Commons Speaker Sir Lindsay Hoyle calls for 'virtual Parliament' to be introduced
Sir Lindsay Hoyle said Parliament should be able to operate "virtually" if the UK "is still in the grip of the coronavirus crisis" when the Commons is due to return.
Parliament has been shut down until April 21 to help prevent the spread of Covid-19.
But Commons Speaker Sir Lindsay Hoyle has written to the Leader of the House, Jacob Rees-Mogg, calling for MPs to be able "hold the Government to account" during the coronavirus emergency.
Sir Lindsay said Parliament should be able to operate "virtually" if the UK "is still in the grip of the coronavirus crisis" when the Commons is due to return on April 21.

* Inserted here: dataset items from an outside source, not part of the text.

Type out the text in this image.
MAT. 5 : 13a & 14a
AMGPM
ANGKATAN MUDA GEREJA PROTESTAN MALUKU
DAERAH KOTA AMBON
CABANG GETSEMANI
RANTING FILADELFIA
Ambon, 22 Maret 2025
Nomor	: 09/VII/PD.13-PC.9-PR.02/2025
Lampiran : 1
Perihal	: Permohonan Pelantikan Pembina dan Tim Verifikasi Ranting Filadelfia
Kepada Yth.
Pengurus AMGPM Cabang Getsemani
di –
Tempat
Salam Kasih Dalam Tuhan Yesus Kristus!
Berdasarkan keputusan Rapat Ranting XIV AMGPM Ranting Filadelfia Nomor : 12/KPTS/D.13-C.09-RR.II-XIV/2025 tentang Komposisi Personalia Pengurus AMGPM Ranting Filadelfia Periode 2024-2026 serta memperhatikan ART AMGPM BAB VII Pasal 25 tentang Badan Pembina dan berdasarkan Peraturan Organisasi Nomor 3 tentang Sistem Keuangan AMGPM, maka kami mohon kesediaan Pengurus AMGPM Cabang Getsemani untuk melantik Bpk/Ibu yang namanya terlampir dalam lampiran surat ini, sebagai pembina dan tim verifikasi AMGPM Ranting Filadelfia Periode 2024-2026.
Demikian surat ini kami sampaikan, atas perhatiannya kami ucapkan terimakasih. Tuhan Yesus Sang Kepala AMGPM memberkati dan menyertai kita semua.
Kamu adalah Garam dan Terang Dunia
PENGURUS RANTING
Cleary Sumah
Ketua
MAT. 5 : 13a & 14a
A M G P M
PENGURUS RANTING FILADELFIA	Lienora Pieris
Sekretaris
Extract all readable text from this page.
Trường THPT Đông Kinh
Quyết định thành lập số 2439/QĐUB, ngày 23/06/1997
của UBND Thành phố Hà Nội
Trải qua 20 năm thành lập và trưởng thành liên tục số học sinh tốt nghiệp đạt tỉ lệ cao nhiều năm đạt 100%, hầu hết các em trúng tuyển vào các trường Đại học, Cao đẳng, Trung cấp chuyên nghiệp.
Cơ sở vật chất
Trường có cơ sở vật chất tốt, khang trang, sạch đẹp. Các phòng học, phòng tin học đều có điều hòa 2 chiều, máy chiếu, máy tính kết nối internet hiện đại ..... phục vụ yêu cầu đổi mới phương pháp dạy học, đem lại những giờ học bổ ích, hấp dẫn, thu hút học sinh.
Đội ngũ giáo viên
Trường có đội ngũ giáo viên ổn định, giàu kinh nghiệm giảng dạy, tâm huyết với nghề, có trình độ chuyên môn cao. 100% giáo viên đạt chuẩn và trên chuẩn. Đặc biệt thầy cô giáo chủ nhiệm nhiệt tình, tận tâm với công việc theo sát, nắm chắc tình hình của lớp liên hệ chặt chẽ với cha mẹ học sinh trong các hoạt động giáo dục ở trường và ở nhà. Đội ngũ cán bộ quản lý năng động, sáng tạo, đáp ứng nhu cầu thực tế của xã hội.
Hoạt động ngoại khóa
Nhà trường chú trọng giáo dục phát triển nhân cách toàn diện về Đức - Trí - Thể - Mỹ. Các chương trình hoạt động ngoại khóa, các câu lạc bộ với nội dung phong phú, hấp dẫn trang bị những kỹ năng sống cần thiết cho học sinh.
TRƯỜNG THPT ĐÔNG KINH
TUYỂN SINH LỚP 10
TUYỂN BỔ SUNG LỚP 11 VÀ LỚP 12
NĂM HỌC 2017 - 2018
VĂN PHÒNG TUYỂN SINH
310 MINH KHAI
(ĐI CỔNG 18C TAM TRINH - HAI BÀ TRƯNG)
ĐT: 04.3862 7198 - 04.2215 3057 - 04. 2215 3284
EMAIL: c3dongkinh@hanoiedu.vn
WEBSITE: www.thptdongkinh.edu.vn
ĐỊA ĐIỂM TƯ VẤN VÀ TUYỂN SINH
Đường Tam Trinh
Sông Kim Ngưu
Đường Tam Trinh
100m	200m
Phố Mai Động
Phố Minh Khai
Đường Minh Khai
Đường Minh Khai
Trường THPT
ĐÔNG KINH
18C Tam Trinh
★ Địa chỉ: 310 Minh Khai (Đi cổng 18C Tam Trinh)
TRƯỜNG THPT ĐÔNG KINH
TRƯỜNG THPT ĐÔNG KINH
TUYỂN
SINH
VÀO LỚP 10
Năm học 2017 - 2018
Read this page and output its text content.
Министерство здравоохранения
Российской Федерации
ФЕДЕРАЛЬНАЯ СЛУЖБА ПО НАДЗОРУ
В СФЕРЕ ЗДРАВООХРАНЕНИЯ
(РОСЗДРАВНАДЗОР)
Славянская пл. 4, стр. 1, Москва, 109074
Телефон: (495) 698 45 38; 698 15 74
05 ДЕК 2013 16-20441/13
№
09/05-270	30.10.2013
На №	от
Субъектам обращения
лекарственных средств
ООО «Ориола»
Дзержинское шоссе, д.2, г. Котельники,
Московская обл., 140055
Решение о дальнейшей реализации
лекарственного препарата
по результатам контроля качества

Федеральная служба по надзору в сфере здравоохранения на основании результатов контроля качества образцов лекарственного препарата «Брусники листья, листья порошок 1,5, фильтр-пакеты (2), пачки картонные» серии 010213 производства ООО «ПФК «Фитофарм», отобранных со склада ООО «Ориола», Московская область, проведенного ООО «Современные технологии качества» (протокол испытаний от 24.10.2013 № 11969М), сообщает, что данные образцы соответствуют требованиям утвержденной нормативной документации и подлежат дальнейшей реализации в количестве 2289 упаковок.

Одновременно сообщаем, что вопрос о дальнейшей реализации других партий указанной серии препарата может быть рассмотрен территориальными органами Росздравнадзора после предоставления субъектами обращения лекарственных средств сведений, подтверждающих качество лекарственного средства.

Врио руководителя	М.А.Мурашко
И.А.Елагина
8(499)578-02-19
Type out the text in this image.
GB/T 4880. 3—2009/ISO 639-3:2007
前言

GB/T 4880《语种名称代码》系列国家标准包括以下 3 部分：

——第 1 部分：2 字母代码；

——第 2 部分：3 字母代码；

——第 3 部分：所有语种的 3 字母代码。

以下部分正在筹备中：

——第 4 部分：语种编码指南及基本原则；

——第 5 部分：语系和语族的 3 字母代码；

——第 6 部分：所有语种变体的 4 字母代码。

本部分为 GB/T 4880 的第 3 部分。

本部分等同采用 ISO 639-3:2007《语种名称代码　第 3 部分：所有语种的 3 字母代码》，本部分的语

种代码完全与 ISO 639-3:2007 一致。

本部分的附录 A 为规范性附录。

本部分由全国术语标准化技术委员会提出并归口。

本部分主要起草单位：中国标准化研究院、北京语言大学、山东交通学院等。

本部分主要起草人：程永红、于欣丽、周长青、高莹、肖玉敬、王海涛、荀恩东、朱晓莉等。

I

MPs should still be able to take part in Prime Minister's Questions, oral questions to Government departments, to ask urgent questions and to hear statements being made, especially if it is "not appropriate" for them to be present in the House of Commons, he said.
It comes after more than 100 MPs backed calls for a “digital Parliament” to be established until the stringent rules were loosened.
The Speaker said a trial of virtual select committee hearings had already been successful, and he has asked officials "to investigate how they would apply similar technology" in the chamber.
Sir Lindsay urged Mr Rees-Mogg to indicate "as early as feasibly possible" if the Commons will return after its extended Easter recess on April 21, or whether the break will be lengthened.
The Speaker has also written to the Clerk of the House of Commons, Dr John Benger, regarding the matter.
Mr Rees-Mogg said: "Parliament's role of scrutinising government, authorising spending and making laws must be fulfilled and in these unprecedented times that means considering every technological solution available.
"We are exploring options with the parliamentary authorities in readiness for Parliament's return."